If you have a court order or written agreement that addresses summer parenting time, read it. Understand the time made available to each parent: are extended periods of parenting time / vacation permitted, does the summer scehdule trump the “regular” scehdule, and most importantly, are there notice provisions required in your agreement? Don’t miss out on parenting time because you advise the other parent of your intentions in time. It is suggested that any communications requesting and arranging summer parenting time be in writing. Don’t make, or at least don’t pay for, summer plans without first reaching an agreement.

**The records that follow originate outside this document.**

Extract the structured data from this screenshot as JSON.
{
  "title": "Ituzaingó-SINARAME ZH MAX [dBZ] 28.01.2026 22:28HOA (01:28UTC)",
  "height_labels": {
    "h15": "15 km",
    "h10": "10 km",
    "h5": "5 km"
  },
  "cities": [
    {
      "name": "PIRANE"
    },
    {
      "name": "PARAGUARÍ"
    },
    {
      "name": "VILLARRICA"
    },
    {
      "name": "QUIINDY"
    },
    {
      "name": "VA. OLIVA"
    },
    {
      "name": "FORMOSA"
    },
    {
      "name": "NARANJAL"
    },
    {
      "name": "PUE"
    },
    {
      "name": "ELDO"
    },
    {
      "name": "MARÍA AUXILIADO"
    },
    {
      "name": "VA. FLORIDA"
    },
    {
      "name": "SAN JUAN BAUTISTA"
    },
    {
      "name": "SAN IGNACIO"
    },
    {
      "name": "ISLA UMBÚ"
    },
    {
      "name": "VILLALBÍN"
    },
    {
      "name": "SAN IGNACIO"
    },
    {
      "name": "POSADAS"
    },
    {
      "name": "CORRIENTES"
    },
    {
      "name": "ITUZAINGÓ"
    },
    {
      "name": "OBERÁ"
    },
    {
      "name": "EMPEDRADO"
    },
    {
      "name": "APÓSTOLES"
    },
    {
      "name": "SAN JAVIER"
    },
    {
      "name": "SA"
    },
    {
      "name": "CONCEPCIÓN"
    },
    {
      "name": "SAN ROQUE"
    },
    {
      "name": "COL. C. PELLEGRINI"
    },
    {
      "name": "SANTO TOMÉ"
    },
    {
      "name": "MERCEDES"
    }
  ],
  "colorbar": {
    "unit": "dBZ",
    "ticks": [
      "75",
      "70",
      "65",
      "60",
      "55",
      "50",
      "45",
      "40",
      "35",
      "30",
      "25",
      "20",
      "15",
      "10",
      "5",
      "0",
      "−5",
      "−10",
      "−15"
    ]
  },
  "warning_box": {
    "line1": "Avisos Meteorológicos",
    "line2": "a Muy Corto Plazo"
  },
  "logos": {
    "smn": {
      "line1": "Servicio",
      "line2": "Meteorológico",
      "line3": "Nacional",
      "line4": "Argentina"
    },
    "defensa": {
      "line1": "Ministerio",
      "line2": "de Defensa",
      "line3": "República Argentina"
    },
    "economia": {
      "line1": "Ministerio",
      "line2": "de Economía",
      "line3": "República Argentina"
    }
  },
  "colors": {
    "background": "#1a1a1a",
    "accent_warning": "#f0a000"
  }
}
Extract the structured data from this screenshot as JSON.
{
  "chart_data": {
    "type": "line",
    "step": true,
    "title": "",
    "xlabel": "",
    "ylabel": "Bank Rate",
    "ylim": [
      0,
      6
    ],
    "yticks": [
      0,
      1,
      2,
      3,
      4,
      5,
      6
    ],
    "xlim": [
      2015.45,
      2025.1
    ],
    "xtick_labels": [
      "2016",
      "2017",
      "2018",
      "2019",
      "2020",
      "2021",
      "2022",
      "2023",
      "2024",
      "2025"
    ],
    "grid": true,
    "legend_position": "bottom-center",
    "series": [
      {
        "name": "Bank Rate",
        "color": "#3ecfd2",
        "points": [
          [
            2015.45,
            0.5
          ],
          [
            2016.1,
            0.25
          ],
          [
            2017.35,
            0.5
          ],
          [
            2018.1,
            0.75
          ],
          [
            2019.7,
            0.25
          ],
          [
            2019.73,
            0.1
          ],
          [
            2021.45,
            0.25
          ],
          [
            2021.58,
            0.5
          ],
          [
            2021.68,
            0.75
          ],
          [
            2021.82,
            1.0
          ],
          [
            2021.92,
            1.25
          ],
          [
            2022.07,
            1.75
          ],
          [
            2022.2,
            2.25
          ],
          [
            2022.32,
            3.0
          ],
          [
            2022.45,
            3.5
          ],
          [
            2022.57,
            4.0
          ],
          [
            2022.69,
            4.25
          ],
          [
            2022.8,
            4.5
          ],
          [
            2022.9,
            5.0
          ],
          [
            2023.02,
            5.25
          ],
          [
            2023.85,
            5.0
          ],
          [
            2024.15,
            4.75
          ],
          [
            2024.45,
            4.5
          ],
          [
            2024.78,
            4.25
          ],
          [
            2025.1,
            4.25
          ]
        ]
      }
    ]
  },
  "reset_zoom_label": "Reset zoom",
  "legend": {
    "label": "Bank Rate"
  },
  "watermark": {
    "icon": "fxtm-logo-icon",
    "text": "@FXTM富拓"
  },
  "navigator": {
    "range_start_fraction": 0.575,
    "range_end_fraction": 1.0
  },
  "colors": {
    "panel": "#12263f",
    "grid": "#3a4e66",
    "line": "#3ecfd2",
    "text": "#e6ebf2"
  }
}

In addition to summer parenting time, there may also be the need for summer camps or similar activities as means of child care, enrichment, or just for fun. Remember, it is a vacation for your children who have worked hard all year. Most settlement agreements contain provisions for how such costs will be allocated between the parents. Make sure you follow the procedures you agreed to.
As with many aspects of your post-divorce life, dealing with summer parenting time issues may seem daunting at first. Start working on it early and be reasonable with one another keeping the interests of your child at the forefront. Having a carefully prepared custody and parenting time agreement can go along way towards minimizinv conflict. Focus on enjoying time with your child. That’s what it is all about.